Después de media hora de intensos atascos llegamos a la plaza del ayuntamiento de Bridgeport. Bajé del vehículo y el taxista me ayudó a sacar mi maleta. A continuación me cobró y se largó de allí, dejándome sola.
Alcé la mirada hacia el edificio del ayuntamiento que se alzaba tras varios tramos de monumentales escaleras.

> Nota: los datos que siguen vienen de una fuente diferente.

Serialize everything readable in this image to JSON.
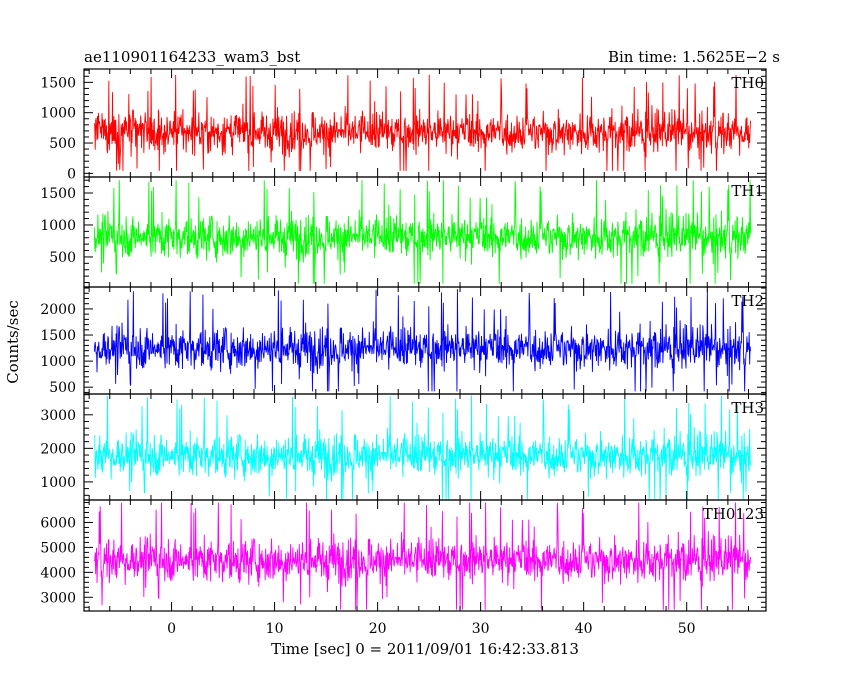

El edificio era majestuoso, pero apenas me dio tiempo a analizarlo.
—¿Victoria Legacy?
Busqué con la mirada a la persona que me había llamado. Me costaría un tiempo adaptarme al cambio de apellido.
Una mujer con el pelo castaño recogido en una cola de caballo se acercó a mí contoneándose sobre unos altos tacones. Llevaba una americana azul marino sobre una camisa de rayas y unas gafas con montura descansaban sobre su nariz.
—¿Es usted Victoria Legacy? –volvió a preguntar.
—Sí, soy yo.
La mujer me dedicó una enorme sonrisa y me tendió la mano.
—Natalie Taylor, de Inmobiliarias Richmond –se presentó, al tiempo que se la estrechaba.
—Mucho gusto –contesté.
—El placer es mío. ¿Ha tenido buen viaje?
—Más o menos. Gracias por venir a buscarme, no sé qué habría hecho para encontrar la inmobiliaria en esta ciudad tan enorme.
—No se preocupe, señorita Legacy, yo la acompaño. No está muy lejos de aquí.